Hay que conseguir que permanezcan comprometidos, motivados, alineados con la estrategia, visión, valores de la organización; hay que conseguir que se sientan valorados, que perciban su utilidad y su futuro sea lo más real posible y no una apuesta remota llena de incertidumbre.

Una buena gestión tanto del negocio como de las personas es vital para crear y consolidar un clima de confianza y confort que desarrolle y fomente el compromiso mutuo.

Desarrollar

Como decíamos anteriormente el talento se encuentra en diferentes dosis, estados de evolución…. Hay que ofrecer unas ciertas perspectivas de futuro.

Es importante contribuir a la competitividad de las personas en la organización: ayudar a desarrollar las capacidades y competencias para maximizar el potencial siempre de acuerdo a las necesidades reales de la organización y a las posibilidades de aplicación las nuevas competencias en su entorno laboral.

Pero cuidado, sobre-formar sin posibilidad de revertir sus competencias a la realidad de sus funciones sólo genera frustración, incapacidad, sentimiento de inutilidad…. Son algunos de los efectos perversos de la formación planificada de forma no adecuada.

Formar con un focus erróneo y disperso no genera ningún beneficio ni para el individuo ni para la organización ya que las posibilidades de retorno de la inversión “in situ” son escasas.

Es aquí cuando contribuimos en todo caso, a incrementar el nivel de empleabilidad del colaborador, pero incurrimos en el riesgo de la pérdida del talento para nuestra organización ya que el gap entre lo que puede y quiere hacer y lo que nosotros le podemos ofrecer es cada vez mayor, con lo que sus motivaciones para permanecer entran en crisis.

¿Qué hacer para prevenir la pérdida de talentos?

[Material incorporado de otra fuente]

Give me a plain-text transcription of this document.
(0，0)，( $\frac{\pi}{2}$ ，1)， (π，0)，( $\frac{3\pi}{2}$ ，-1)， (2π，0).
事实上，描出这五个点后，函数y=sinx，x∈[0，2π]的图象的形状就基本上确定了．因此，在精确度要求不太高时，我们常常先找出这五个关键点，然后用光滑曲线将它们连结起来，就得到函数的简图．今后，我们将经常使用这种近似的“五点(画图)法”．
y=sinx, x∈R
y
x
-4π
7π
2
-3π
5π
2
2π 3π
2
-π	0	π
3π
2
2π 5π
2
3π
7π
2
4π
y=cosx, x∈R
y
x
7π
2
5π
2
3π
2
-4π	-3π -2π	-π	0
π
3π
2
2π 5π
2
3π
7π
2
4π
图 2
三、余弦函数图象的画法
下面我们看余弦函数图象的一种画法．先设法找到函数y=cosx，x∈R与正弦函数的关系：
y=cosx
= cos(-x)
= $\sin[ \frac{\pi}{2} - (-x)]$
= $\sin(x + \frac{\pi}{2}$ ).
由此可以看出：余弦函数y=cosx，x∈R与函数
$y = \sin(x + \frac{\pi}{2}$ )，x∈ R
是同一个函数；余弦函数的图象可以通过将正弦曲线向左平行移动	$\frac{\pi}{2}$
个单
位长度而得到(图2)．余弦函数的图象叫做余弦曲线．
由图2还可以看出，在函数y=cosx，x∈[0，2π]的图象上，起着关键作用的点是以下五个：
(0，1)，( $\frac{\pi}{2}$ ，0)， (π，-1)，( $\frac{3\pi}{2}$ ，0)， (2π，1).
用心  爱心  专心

Es difícil dar recetas, pero podemos revisar algunas variables de gran impacto.

  • Dimensionarnos de acuerdo a nuestras necesidades reales, y hacerlo con visión de futuro.
  • Reconocer y usar el talento que tenemos, no desaprovecharlo.
  • Dar oportunidades.
  • Ofrecer retos, futuro.
  • Desarrollar, formar de manera continuada ya que los conocimientos, metodologías y tecnologías se quedan viejos y los entornos son cambiantes, aflorando nuevas necesidades y formas de competir.
  • Facilitar un clima de aprendizaje y formas de desaprender modelos obsoletos o inadecuados.
  • Explicar no sólo el qué y el cómo, sino también el por qué y el para qué.
  • Comunicar, comunicar y comunicar: los criterios, las oportunidades las políticas de carrera…..
  • Aplicar políticas de compensación que mantengan la equidad externa (mercado) e interna (resto organización).
  • Cuidar el clima laboral, cultura organizativa, grado de consenso entre valores organizativos y personales.
  • Actuar con ética, equidad y justicia.
  • Actuar con responsabilidad y exigir actitud responsable.
  • Cuidar los estilos de dirección y gestión de personas.
  • Tener claro que las personas no sólo se motivan ni se movilizan por variables económicas: ¡no todo se puede comprar!
  • Fomentar los vínculos de permanencia a través del compromiso.
  • Factores como la reputación, el buen gobierno, la RSC son en si mismas variables de retención ya que fomentan el compromiso.
  • Pensar que la lealtad se basa también en la transparencia y la reciprocidad.